Audiologist Ahsen Kartal Özcan earned the title of "Doctor" by successfully defending her thesis titled "Assessment of Memory Function, Listening Effort and Multisensory Integration in Cochlear Implant Users," supervised by Prof. Dr. Ali Cemal Yumuşakhuylu, within the Doctoral Program in Audiology and Speech Disorders at the Marmara University Institute of Health Sciences.
We congratulate our esteemed colleague Dr. Ahsen Kartal Özcan on this achievement and wish her continued contributions to audiology and to the world of science.
Aim: To compare memory functions, listening effort, multisensory integration and Acoustic Change Complex (ACC) responses in cochlear implant (CI) users and normal-hearing individuals, and to reveal the relationships among them.

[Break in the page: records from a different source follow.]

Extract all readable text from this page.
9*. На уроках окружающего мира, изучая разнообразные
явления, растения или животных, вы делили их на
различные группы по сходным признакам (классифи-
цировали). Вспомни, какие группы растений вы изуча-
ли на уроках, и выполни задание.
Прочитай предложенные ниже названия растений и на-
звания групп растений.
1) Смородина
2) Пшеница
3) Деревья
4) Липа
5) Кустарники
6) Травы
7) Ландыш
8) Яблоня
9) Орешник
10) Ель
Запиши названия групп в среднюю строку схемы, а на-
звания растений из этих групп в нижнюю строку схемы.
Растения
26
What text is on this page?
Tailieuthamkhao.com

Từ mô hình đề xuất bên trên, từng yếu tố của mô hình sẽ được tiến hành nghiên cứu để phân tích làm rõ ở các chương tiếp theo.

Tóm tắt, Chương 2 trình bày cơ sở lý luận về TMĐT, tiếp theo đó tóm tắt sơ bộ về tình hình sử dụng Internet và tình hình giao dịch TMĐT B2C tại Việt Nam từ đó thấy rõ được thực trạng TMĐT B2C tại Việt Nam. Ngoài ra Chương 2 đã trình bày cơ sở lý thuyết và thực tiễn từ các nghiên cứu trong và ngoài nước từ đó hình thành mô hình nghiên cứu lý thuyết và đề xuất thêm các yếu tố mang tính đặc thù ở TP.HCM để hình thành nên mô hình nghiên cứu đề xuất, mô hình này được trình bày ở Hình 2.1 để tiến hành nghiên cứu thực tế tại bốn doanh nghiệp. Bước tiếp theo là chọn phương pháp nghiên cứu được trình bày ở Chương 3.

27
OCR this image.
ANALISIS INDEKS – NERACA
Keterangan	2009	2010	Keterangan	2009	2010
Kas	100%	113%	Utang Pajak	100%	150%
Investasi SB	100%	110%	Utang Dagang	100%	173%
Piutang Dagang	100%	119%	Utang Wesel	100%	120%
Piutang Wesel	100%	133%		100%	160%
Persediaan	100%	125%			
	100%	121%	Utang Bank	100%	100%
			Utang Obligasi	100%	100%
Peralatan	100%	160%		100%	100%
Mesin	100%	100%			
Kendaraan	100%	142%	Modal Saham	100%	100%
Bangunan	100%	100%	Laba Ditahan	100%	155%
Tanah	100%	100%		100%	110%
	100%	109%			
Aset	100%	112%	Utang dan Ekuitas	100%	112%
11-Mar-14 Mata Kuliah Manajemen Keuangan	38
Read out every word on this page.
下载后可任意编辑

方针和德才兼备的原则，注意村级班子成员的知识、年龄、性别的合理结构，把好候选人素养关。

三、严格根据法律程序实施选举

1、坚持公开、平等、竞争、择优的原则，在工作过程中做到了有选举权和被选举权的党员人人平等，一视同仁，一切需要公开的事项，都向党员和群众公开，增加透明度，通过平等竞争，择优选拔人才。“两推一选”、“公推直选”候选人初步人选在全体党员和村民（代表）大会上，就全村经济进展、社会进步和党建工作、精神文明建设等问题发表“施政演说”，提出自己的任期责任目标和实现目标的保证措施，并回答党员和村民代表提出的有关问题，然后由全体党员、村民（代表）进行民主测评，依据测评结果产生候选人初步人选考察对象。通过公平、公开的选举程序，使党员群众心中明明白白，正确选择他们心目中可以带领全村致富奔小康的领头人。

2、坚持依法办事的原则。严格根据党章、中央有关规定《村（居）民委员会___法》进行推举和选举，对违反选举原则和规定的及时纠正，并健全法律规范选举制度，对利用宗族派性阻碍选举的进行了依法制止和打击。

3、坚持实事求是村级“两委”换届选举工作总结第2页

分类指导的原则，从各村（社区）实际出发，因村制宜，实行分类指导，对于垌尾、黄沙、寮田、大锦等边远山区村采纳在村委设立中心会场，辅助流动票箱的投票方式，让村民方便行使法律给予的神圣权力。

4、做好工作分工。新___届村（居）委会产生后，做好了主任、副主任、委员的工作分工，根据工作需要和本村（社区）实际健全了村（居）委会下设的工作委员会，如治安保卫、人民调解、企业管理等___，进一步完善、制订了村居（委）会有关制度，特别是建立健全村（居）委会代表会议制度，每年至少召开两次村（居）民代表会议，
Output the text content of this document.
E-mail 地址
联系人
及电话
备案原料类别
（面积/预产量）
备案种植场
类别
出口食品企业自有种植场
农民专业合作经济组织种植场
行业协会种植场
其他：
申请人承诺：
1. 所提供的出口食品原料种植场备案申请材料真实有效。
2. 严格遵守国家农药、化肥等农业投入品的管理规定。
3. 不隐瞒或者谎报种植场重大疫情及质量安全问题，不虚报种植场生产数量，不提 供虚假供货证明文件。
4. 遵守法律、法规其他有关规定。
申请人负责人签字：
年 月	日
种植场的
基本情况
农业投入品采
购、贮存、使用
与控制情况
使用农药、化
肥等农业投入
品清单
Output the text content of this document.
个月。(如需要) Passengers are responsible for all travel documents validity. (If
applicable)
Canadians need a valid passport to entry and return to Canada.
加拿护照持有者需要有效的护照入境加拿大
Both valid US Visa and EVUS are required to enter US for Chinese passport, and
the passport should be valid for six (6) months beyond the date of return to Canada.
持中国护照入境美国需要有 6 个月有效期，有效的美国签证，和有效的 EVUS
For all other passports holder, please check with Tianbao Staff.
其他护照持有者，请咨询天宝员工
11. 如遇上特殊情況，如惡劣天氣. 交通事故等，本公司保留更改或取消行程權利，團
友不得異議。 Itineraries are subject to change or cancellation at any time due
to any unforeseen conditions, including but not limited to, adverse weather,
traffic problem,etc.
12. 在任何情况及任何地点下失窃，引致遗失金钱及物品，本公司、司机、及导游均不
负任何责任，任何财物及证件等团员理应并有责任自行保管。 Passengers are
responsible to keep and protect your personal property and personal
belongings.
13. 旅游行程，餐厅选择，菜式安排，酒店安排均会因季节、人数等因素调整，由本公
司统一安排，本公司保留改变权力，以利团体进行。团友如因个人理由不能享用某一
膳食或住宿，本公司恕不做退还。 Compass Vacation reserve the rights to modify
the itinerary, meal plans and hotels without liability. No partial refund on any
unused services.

Materials and Methods: The study included prelingual (n=25) and postlingual (n=25) CI users and age-matched normal-hearing (n=25) individuals. Memory functions were assessed with an auditory-visual digit span test, listening effort with behavioral and subjective methods, and multisensory integration was examined under various conditions including the McGurk effect.
Findings: Significant differences were found between normal-hearing individuals and CI users in memory, listening effort, multisensory integration and ACC. CI users largely displayed a compensatory visual-dominance strategy rather than fusion perception.
Conclusion: CI users performed worse than normal-hearing individuals in auditory memory and behavioral listening effort; prolonged ACC latencies pointed to difficulty in cortical auditory discrimination.